Preservice teachers noticed a lot of things that they wanted to avoid, but also acknowledged how familiar this looks. And recognized this in their own practices.
One of the many excellent videos available from Annenberg's  Teachers responded positively to this video, found things to emulate, and particularly like his connections and his use of manipulatives.

Fisher and Frey are the authors (or popularizers) of the Gradual Release of Responsibility framework, which is very constructive.The TA response to this video was surprising to me. They like a lot of the lesson design and teacher practice here, especially the thought behind the poster project, but found the teacher off-putting and disengaging. Possibly because she's mellow? (Definitely be interested in your thoughts in the comments.)

Caution: not sure of what to warn you, but watch out. OK? You've been warned.

Wow! This evokes a huge reaction from any audience. I admire it for being the logical extreme of the direction in which they are going. PST are torn between the "obvious engagement" of the students and the obvious fact that they're being trained "like dogs." Interesting because they see many things that they like but it's in a context that they hate. And an excellent point for discussing the difference betweeen obedience and engagement.

This came the closest to how the students thought of themselves as teachers. They liked the way she used manipulatives and made connections to multiple representations, but also thought about the transition away from the manipulative.

The discussion was really cooking.

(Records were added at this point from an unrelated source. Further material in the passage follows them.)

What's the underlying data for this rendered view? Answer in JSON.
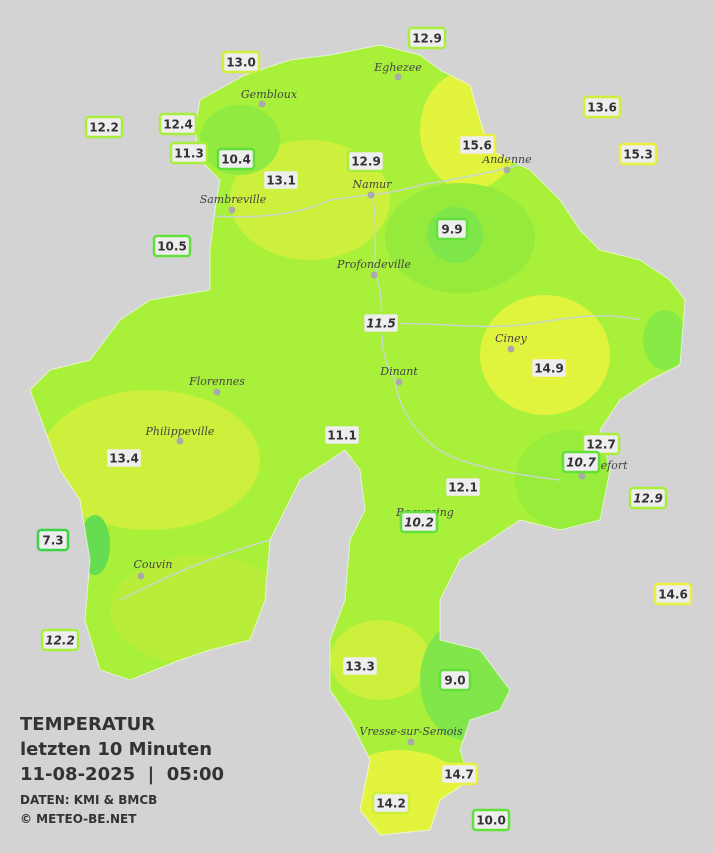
{
  "legend": {
    "title": "TEMPERATUR",
    "subtitle": "letzten 10 Minuten",
    "datetime": "11-08-2025  |  05:00",
    "source": "DATEN: KMI & BMCB",
    "copyright": "© METEO-BE.NET"
  },
  "cities": [
    "Eghezee",
    "Gembloux",
    "Andenne",
    "Namur",
    "Sambreville",
    "Profondeville",
    "Ciney",
    "Dinant",
    "Florennes",
    "Philippeville",
    "Rochefort",
    "Beauraing",
    "Couvin",
    "Vresse-sur-Semois"
  ],
  "stations": [
    "12.9",
    "13.0",
    "13.6",
    "12.2",
    "12.4",
    "15.6",
    "15.3",
    "11.3",
    "10.4",
    "12.9",
    "13.1",
    "9.9",
    "10.5",
    "11.5",
    "14.9",
    "11.1",
    "12.7",
    "13.4",
    "10.7",
    "12.1",
    "12.9",
    "10.2",
    "7.3",
    "14.6",
    "12.2",
    "13.3",
    "9.0",
    "14.7",
    "14.2",
    "10.0"
  ]
}
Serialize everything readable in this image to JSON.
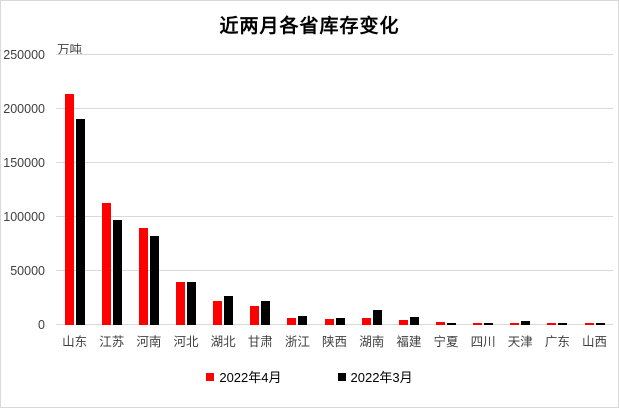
{
  "chart_data": {
    "type": "bar",
    "title": "近两月各省库存变化",
    "unit_label": "万吨",
    "categories": [
      "山东",
      "江苏",
      "河南",
      "河北",
      "湖北",
      "甘肃",
      "浙江",
      "陕西",
      "湖南",
      "福建",
      "宁夏",
      "四川",
      "天津",
      "广东",
      "山西"
    ],
    "series": [
      {
        "name": "2022年4月",
        "color": "#ff0000",
        "values": [
          214000,
          113000,
          90000,
          40000,
          22000,
          18000,
          6500,
          5500,
          6500,
          5000,
          3000,
          2000,
          2000,
          2000,
          2000
        ]
      },
      {
        "name": "2022年3月",
        "color": "#000000",
        "values": [
          191000,
          97000,
          82000,
          40000,
          26500,
          22000,
          8500,
          6500,
          13500,
          7000,
          2000,
          1500,
          3500,
          1500,
          1500
        ]
      }
    ],
    "xlabel": "",
    "ylabel": "万吨",
    "ylim": [
      0,
      250000
    ],
    "ytick_step": 50000,
    "yticks": [
      "0",
      "50000",
      "100000",
      "150000",
      "200000",
      "250000"
    ],
    "grid": true,
    "legend_position": "bottom",
    "colors": {
      "background": "#ffffff",
      "gridline": "#d9d9d9",
      "axis_text": "#3f3f3f",
      "title_text": "#000000"
    }
  }
}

But I had wanted to do a sample 3 act lesson also... they were really synthesizing, making connections... keep with the discussion.

OMITTED: 30 3-Act: A ticket to ride

During the discussion one of the TAs mentioned the idea of "well, I wouldn't want to be that teacher, but..." which prompted me asking them that about all the teachers.  After we had discussed a lot, I asked them to try and make a whole class concept map for instruction. Guided by the question, how can these radically different things we watched all fall under the category 'instruction'  In particular, I asked them to think about criteria that we used to evaluate instruction, features that we use to describe instruction, beliefs and questions they have about it. This is what they assembled: (click for full size)

5 Class Concerns (That's when we discuss what's to do the following week and clear up any remaining questions.) I asked for some quick, informal feedback from them about the lesson, and the mean and median were 4 fingers (out of 5) for usefulness.


  1. There's lots for me to learn in the Fisher & Frey video. That teacher is SO CLEAR. There are hardly any extra words. I suppose that might be what your students find 'disengaging' - there's nothing of herself coming through in that video, nor does she engage with the learners as 'whole people'. The focus is purely on mathematical instruction and learning.

    For me, periods of working in this way have a valuable place, and I could get better at it. If it's the only kind of communication going down in a class, learners could find it alienating.

  2. That's more of what my reaction was to her, and why I was so surprised by the TA reaction. I like how well you characterize it, though. Thanks!

  3. Just for comparison, here's an example of Whole Brain Teaching that's a little less intense:

    From my perspective this is a great way to include more movement and kinesthetic learning in the classroom, not to mention help students follow the directions and information being given, and an easy way to assess if the kids are with the teacher or not.